Ce double constat — stabilité électorale d’un côté, colère populaire de l’autre n’est pas simplement paradoxal. Il reflète une réalité plus complexe : celle d’un système institutionnel qui fonctionne selon des logiques bien établies, pendant que la société, elle, évolue, invente, s’exprime autrement.
Ce phénomène n’est pas propre au Togo. Dans plusieurs pays d’Afrique de l’Ouest, on observe ce que l’on pourrait appeler une « dissonance démocratique » : les cadres électoraux sont maintenus, voire renforcés, mais ils peinent à absorber les nouvelles formes de participation citoyenne qui émergent en dehors des partis et des urnes.

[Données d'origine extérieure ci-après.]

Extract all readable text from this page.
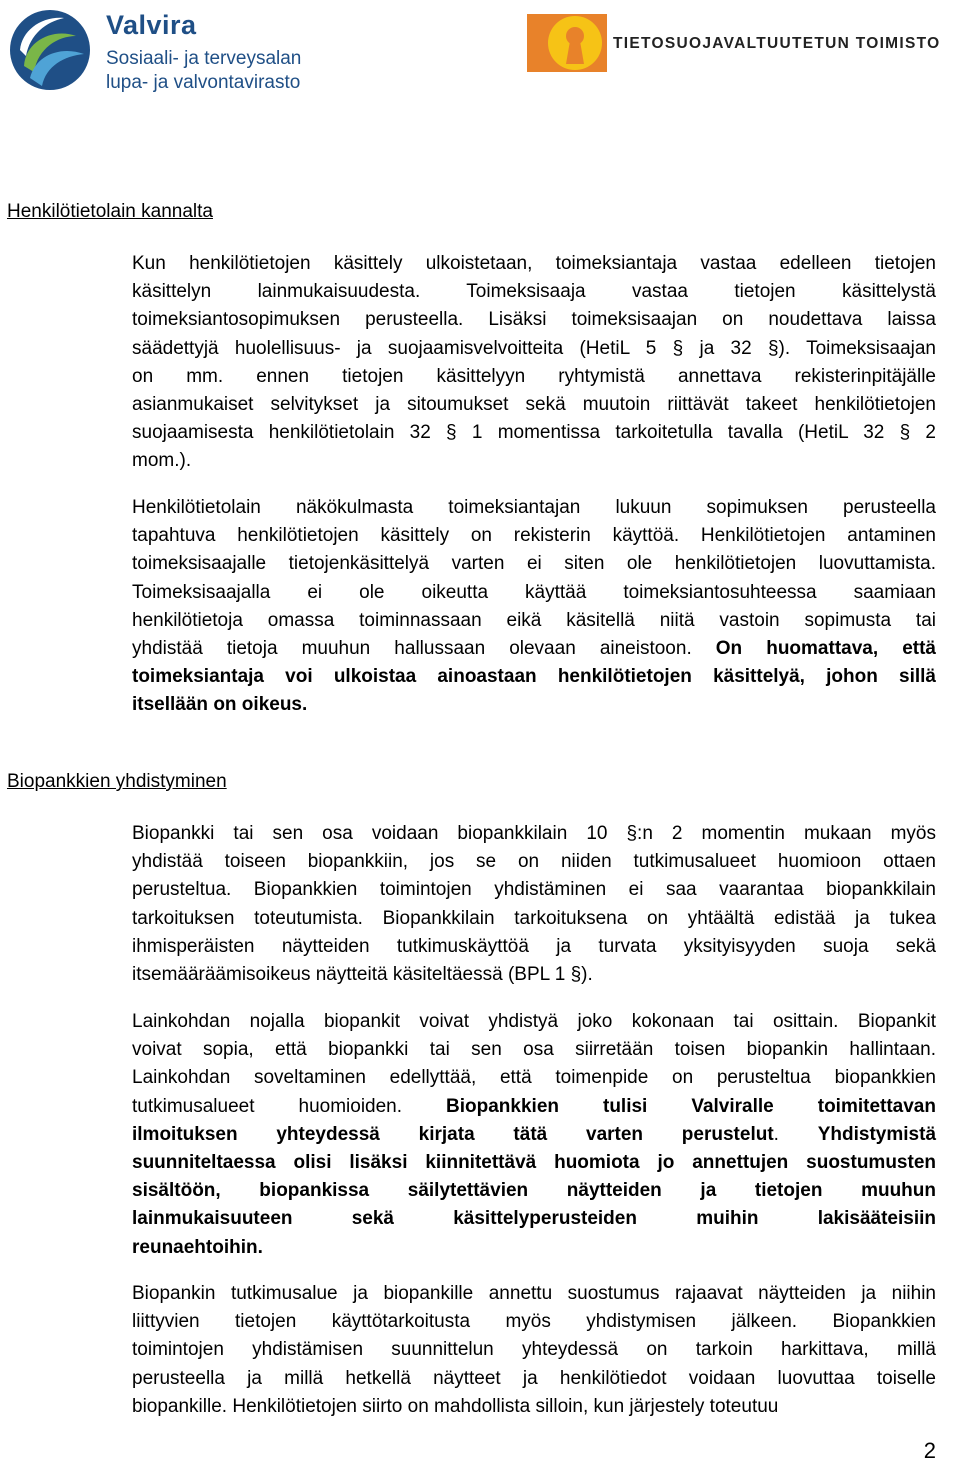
Valvira
Sosiaali- ja terveysalan
lupa- ja valvontavirasto
TIETOSUOJAVALTUUTETUN TOIMISTO
Henkilötietolain kannalta
Kun henkilötietojen käsittely ulkoistetaan, toimeksiantaja vastaa edelleen tietojen
käsittelyn lainmukaisuudesta. Toimeksisaaja vastaa tietojen käsittelystä
toimeksiantosopimuksen perusteella. Lisäksi toimeksisaajan on noudettava laissa
säädettyjä huolellisuus- ja suojaamisvelvoitteita (HetiL 5 § ja 32 §). Toimeksisaajan
on mm. ennen tietojen käsittelyyn ryhtymistä annettava rekisterinpitäjälle
asianmukaiset selvitykset ja sitoumukset sekä muutoin riittävät takeet henkilötietojen
suojaamisesta henkilötietolain 32 § 1 momentissa tarkoitetulla tavalla (HetiL 32 § 2
mom.).
Henkilötietolain näkökulmasta toimeksiantajan lukuun sopimuksen perusteella
tapahtuva henkilötietojen käsittely on rekisterin käyttöä. Henkilötietojen antaminen
toimeksisaajalle tietojenkäsittelyä varten ei siten ole henkilötietojen luovuttamista.
Toimeksisaajalla ei ole oikeutta käyttää toimeksiantosuhteessa saamiaan
henkilötietoja omassa toiminnassaan eikä käsitellä niitä vastoin sopimusta tai
yhdistää tietoja muuhun hallussaan olevaan aineistoon. On huomattava, että
toimeksiantaja voi ulkoistaa ainoastaan henkilötietojen käsittelyä, johon sillä
itsellään on oikeus.
Biopankkien yhdistyminen
Biopankki tai sen osa voidaan biopankkilain 10 §:n 2 momentin mukaan myös
yhdistää toiseen biopankkiin, jos se on niiden tutkimusalueet huomioon ottaen
perusteltua. Biopankkien toimintojen yhdistäminen ei saa vaarantaa biopankkilain
tarkoituksen toteutumista. Biopankkilain tarkoituksena on yhtäältä edistää ja tukea
ihmisperäisten näytteiden tutkimuskäyttöä ja turvata yksityisyyden suoja sekä
itsemääräämisoikeus näytteitä käsiteltäessä (BPL 1 §).
Lainkohdan nojalla biopankit voivat yhdistyä joko kokonaan tai osittain. Biopankit
voivat sopia, että biopankki tai sen osa siirretään toisen biopankin hallintaan.
Lainkohdan soveltaminen edellyttää, että toimenpide on perusteltua biopankkien
tutkimusalueet huomioiden. Biopankkien tulisi Valviralle toimitettavan
ilmoituksen yhteydessä kirjata tätä varten perustelut. Yhdistymistä
suunniteltaessa olisi lisäksi kiinnitettävä huomiota jo annettujen suostumusten
sisältöön, biopankissa säilytettävien näytteiden ja tietojen muuhun
lainmukaisuuteen sekä käsittelyperusteiden muihin lakisääteisiin
reunaehtoihin.
Biopankin tutkimusalue ja biopankille annettu suostumus rajaavat näytteiden ja niihin
liittyvien tietojen käyttötarkoitusta myös yhdistymisen jälkeen. Biopankkien
toimintojen yhdistämisen suunnittelun yhteydessä on tarkoin harkittava, millä
perusteella ja millä hetkellä näytteet ja henkilötiedot voidaan luovuttaa toiselle
biopankille. Henkilötietojen siirto on mahdollista silloin, kun järjestely toteutuu
2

La contestation togolaise de ces dernières semaines s’inscrit dans ce registre. Elle ne se structure pas autour de programmes ou de leaders politiques traditionnels. Elle mobilise des émotions, des symboles, des récits, souvent portés sur les réseaux sociaux ou dans des expressions culturelles populaires. Ces voix ne demandent pas seulement un changement de pouvoir ; elles appellent une transformation des façons d’être entendu, représenté, considéré.
La communication interculturelle nous enseigne que le décalage entre ce que les institutions émettent et ce que les citoyens perçoivent peut devenir une source de crise si les canaux de médiation ne sont pas renouvelés. Lorsqu’un gouvernement se félicite d’un scrutin calme pendant que des jeunes tombent sous les balles lors de manifestations, c’est moins une contradiction qu’un signal d’alerte : les récits sur lesquels reposent la légitimité politique ne sont plus partagés.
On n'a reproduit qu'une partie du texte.